As even the most novice investor would tell you, there are many different strategies for investing. However, there is a growing belief that we can do good with our money by choosing investments wisely. By investing in companies that are doing good, we are furthering our own values; be they social, environmental or community-driven. By selling our shares in companies we perceive to be harming things we believe in, we can have a different kind of impact. The latter strategy is called "negative screening" and the former "positive screening".
Negative screening has been in the news a lot lately, in the form of prominent investors "divesting" in particular companies or funds. 350.org, perhaps the most notable grassroots organization fighting against climate change, has led the charge against institutional investments in fossil fuels and other environmentally harmful industries.

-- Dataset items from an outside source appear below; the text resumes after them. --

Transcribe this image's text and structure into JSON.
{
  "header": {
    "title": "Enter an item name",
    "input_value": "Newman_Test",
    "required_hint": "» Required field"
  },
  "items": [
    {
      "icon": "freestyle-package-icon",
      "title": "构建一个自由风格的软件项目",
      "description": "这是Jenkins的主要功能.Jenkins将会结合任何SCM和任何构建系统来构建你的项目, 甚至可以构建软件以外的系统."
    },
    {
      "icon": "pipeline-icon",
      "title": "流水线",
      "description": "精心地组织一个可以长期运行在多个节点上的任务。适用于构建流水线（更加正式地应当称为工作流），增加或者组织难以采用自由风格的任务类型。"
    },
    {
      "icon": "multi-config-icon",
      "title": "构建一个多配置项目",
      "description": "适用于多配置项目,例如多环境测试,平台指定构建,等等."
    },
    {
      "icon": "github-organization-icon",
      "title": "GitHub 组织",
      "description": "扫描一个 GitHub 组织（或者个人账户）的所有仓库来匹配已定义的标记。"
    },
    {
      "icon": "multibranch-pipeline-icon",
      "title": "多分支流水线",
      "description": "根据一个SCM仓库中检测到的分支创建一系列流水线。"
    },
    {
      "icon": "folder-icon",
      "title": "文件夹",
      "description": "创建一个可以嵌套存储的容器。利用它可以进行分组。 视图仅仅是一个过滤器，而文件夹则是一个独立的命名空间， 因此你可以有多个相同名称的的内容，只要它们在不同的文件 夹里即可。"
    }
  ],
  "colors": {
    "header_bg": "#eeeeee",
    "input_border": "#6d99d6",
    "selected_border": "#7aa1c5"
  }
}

Named for the maximum safe concentration of carbon in the atmosphere (350 parts-per-million), 350.org has organized over 500,000 people globally in the fight against global warming. Their latest win is successfully convincing 17 major foundations it was worth shedding their investments in dirty companies. 350.org and their partner gofossilfree.org maintain a list of the top 200 companies that deal in dirty fossil fuels.
So what's the big deal if 17 of the thousands of foundations choose to shift their money? Collectively they manage $1.8 billion in assets. Not much next to Warren Buffet. But quite a hefty amount of money nonetheless.
There is a strong argument from traditional investment advisors that divesting in a particular company has very little (if any) impact on that company's behavior unless it is a magnitude of dollars very few people control. This may be true. But at this point, we are early in the institutional divestment movement and every action sends a message.
Recent efforts to convince the largest institutional investors such as Harvard and Yale to divest in fossil fuels have failed. But the popular opinion is quickly shifting about these dirty fuel sources. Some major donors to university endowments have actually started placing restrictions on their funds, limiting them to clean and/or renewable energy investments only. Now that's putting your money where your mouth is.